Hurricane Sandy and the Disaster Preparedness Economy
Andrew Martin, New York Times, 10 November 2012 (hat tip: NC)
...The cold war may have been the start, when schoolchildren dove under desks and ordinary citizens dug bomb shelters out back. But economic fears, as well as worries about climate change and an unreliable electronic grid have all fed it.
Driven of late by freakish storms, this industry is growing fast, well beyond the fringe groups that first embraced it. And by some measures, it’s bigger than ever.
Businesses like Generac Power Systems, one of three companies in Wisconsin turning out generators, are just the start.
The market for gasoline cans, for example, was flat for years. No longer. "Demand for gas cans is phenomenal, to the point where we can’t keep up with demand," says Phil Monckton, vice president for sales and marketing at Scepter, a manufacturer based in Scarborough, Ontario. "There was inventory built up, but it is long gone."
But there’s little question that the market is in the multiple billions of dollars. The size of the generator market in the United States, including residential, commercial and industrial models, is roughly $3 billion...
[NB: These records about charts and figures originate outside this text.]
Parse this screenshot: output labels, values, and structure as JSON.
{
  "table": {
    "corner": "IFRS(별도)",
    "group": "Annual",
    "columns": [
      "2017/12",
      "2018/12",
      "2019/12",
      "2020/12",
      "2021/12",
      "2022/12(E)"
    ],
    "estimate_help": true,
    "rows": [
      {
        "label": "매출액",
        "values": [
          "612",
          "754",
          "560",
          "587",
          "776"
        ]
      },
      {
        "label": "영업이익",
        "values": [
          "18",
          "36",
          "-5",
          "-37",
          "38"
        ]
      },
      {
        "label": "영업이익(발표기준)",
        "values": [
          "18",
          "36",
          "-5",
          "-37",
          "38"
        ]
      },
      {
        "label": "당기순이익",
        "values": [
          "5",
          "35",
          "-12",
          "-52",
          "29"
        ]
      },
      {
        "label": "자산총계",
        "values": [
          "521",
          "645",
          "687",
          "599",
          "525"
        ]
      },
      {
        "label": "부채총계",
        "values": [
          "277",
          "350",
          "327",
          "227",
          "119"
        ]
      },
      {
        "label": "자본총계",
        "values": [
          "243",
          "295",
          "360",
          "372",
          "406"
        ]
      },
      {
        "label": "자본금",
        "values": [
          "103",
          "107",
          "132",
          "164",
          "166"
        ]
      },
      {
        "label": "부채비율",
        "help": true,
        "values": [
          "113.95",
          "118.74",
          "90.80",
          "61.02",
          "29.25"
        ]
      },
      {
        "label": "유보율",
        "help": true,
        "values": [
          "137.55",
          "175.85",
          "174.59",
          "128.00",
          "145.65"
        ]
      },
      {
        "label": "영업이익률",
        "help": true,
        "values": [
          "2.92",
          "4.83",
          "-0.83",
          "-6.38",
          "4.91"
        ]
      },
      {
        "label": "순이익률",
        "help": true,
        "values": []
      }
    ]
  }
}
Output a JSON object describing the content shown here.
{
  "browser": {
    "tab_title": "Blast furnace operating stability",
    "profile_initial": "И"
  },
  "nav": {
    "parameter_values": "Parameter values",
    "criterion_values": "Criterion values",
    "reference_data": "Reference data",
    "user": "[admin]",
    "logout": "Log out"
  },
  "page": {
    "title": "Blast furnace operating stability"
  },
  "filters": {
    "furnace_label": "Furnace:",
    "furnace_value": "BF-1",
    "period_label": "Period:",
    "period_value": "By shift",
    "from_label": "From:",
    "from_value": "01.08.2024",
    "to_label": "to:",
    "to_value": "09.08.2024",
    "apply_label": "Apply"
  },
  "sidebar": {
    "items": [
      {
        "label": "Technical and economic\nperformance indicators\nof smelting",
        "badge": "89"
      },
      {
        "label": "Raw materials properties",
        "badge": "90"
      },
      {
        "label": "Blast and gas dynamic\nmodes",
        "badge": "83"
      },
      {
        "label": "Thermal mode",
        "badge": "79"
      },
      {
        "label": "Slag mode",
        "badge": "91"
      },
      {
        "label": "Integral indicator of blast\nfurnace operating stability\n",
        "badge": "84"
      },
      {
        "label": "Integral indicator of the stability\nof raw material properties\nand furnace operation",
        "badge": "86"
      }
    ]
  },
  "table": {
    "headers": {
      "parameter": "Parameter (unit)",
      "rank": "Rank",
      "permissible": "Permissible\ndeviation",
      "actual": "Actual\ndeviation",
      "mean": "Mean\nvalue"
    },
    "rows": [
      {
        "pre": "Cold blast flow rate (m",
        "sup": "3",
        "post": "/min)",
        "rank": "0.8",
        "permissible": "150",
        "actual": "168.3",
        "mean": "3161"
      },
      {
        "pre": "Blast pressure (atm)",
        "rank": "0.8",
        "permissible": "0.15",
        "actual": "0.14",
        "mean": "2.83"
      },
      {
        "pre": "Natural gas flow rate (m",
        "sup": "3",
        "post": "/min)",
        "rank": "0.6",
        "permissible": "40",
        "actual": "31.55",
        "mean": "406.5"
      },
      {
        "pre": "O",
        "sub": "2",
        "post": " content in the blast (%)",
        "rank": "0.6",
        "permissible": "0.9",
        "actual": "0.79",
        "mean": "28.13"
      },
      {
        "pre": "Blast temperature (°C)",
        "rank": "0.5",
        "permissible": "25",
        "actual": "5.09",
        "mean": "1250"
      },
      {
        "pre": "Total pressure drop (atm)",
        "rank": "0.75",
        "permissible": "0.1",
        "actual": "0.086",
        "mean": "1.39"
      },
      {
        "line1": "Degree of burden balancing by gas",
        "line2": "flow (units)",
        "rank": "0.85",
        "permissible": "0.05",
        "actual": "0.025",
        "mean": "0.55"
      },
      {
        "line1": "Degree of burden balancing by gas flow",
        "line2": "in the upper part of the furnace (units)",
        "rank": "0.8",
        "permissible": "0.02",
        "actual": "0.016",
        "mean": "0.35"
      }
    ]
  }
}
Both Walmart and Costco now sell a year’s supply of food, much of it freeze-dried. Costco’s offering is 120 gallon-size cans of food for $1,499.99. Sears offers emergency/survival rations for dogs. And the National Geographic Channel has a reality series called "Doomsday Preppers," which "explores the lives of otherwise ordinary Americans who are preparing for the end of the world as we know it."
David Lyle, the chief executive of the National Geographic Channel, said the program was a breakout hit in its first season. The second season will begin on Tuesday.
It's a relatively long article, and I trimmed a lot of it. If you have time, I would take a look."You start by thinking, ‘Wow, these people are odd.’ Then there is this creeping realization: Who is crazy now?" says Mr. Lyle, who notes that other shows like "The Walking Dead" and "Revolution" deal with similar themes, like living off the grid (albeit with zombies). "How interesting that some of them believe that the oil supply will run out and that will result in civil unrest. And now with Sandy, you see people having brawls in gas lines."
And while Sandy is fueling would I would call disaster preparation (short to mid-term correctives), as the last paragraph noted, that is not the only issue that people worry about.
5 comments:
You point is very well taken. The implications of such is not all good.
Jane, my editing is the real disaster -ouch. Disaster prep (short to mid-term preps) can have some negatives both societally, and even individually. If anything because they tend to have an isolationist flavor to them, and people generally work best in groups.
But given that we are not a particularly cooperatively inclined society at the moment, the cynic in me says that if you can last 3 months in a complete collapse, you have probably lost well over half your competition.
Heck, I figure if TSHTF when it is below freezing, 75% of the people will either freeze to death, set themselves on fire, or asphyxsiate themselves in the first few days. Whereas I can probably hold out until a tree fall on me ;-)
John: It sounds like you are well set up.
But NY and NJ are making progress as far as getting power back on. I think the issue will be getting people out or "temporary" shelter, and trying to get businesses rebuilt.
To my mind it seems more likely to play out as a slow collapse.